С одной стороны, здесь Белинский говорит о Руссо как о человеке и сравнивает его с Достоевским-человеком; с другой стороны, важно, что его представление о личности Руссо формируется из чтения «Исповеди». Белинский, как и Достоевский, как и другие русские читатели «Исповеди», полагает, что Жан-Жак, повествователь в этом произведении, идентичен автору. Достоевский, чтобы читатели не отождествляли его с повествователями-писателями в его произведениях, говорящими от первого лица, или дает им другие имена, или отделяет себя от них с помощью вымышленного персонажа, например редактора.
«Исповедь» Руссо, основополагающий для Нового времени пример жанра, действительно полна самооправданий и, особенно в поздних частях, жалоб на современников. В этом отношении это несбалансированное и даже раздражающее произведение, но это не значит, что в ней не изображены подлинные страсти и тревоги отдельного человека. Возможно, в своей открытости «Исповедь» честнее любого произведения Достоевского, ей подражающего. Рене Жирар в своей блестящей и эксцентричной книге о Достоевском помещает Руссо и Достоевского в литературный проект того времени, назвав его «романтическим манихейством», где последекартовское человеческое «я» желает для себя Божественности и в то же время продолжает ждать одобрения и поддержки от других.
Литература мобилизуется в конфликте Я и Другого, начиная играть оправдательную роль, которую мы всё еще отмечаем в ней в наше время. Руссо подтверждает, что, вооруженный «Исповедью», он предстанет перед высшим трибуналом. Книга Жизни вытесняется книгой его жизни[445].
Жирар восхищается Достоевским, потому что он, в отличие от Руссо в «Исповеди», сопротивляется искушению самопрославления, и мы можем быть уверены, что Достоевский действительно в этом смысле отделял себя от Руссо. В критических работах о Достоевском и Руссо внимание сосредоточено на различии между ними в этом отношении и, следовательно, на мнимом моральном превосходстве русского автора. Исключение составляет Жак Катто, признающий вклад Руссо в грандиозный художественный проект Достоевского, отдельные произведения которого стали лишь частичной его реализацией:
Он принял подход Руссо. <…> Он вернулся в детство героя, чтобы осветить тайну человека, начав с девственной страницы, где должны быть написаны первые буквы, то есть где возможности его безграничны. Он предвидел историю его жизни так, чтобы человек мог признать и увидеть бесконечные возможности опыта и духовного выбора в том виде, в каком они были сделаны и подготовлены[446].

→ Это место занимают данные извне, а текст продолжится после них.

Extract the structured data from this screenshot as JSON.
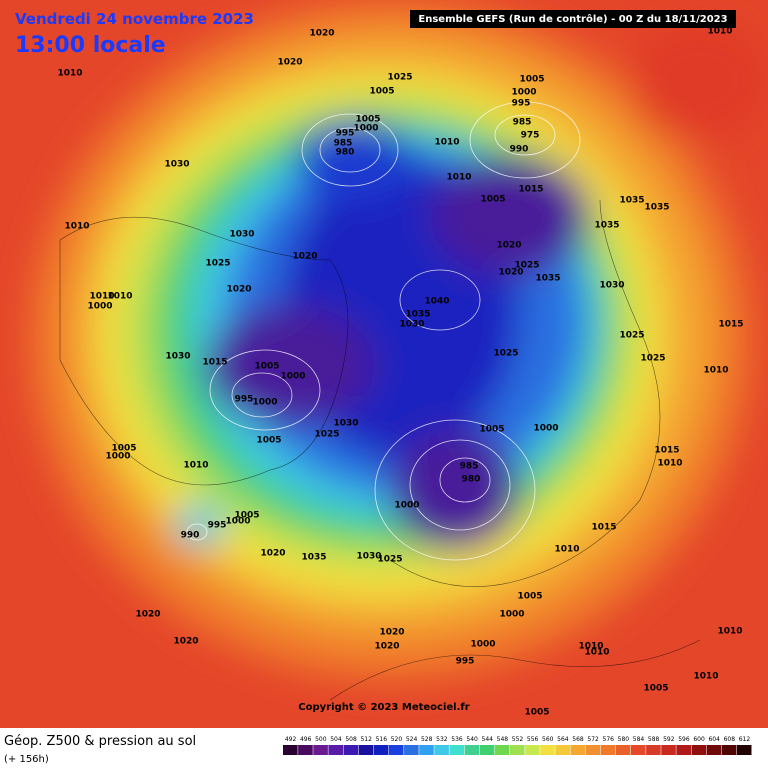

Первый импульс Достоевского – исповедальный, чем объясняется, опять же по словам Катто, его мечта о грандиозном романе, героем которого стал бы такой индивидуум, который способен «пройти через все этапы и противоречия человеческого духа. Его искушала идея заключить все человечество в одном человеке и подвергнуть этого человека оргии всечеловеческого опыта»[447]. Индивидуальность, о которой пишет Катто, необходима для того, чтобы отделить Достоевского от его героя. В том, какими способами, начиная с самоанализа, он вновь и вновь достигал этого разделения, – ключ к его методу в целом. В дополнение к знаменитым самооправдательным начальным декларациям в «Исповеди», в этом плодотворном произведении есть еще одно место, которое молодой русский автор мог прочитать с благоговением и почитанием. Процитирую выдержки из него.
Непостижимым для меня самого образом два свойства, почти несовместимые, сливаются во мне: очень пылкий темперамент, живые, порывистые страсти – и медлительный процесс зарождения мыслей: они возникают у меня с большим затруднением и всегда слишком поздно. Можно подумать, что мое сердце и мой ум не принадлежат одной и той же личности. Чувство быстрее молнии переполняет мою душу, но вместо того чтобы озарить, оно сжигает и ослепляет меня. Я все чувствую – и ничего не вижу.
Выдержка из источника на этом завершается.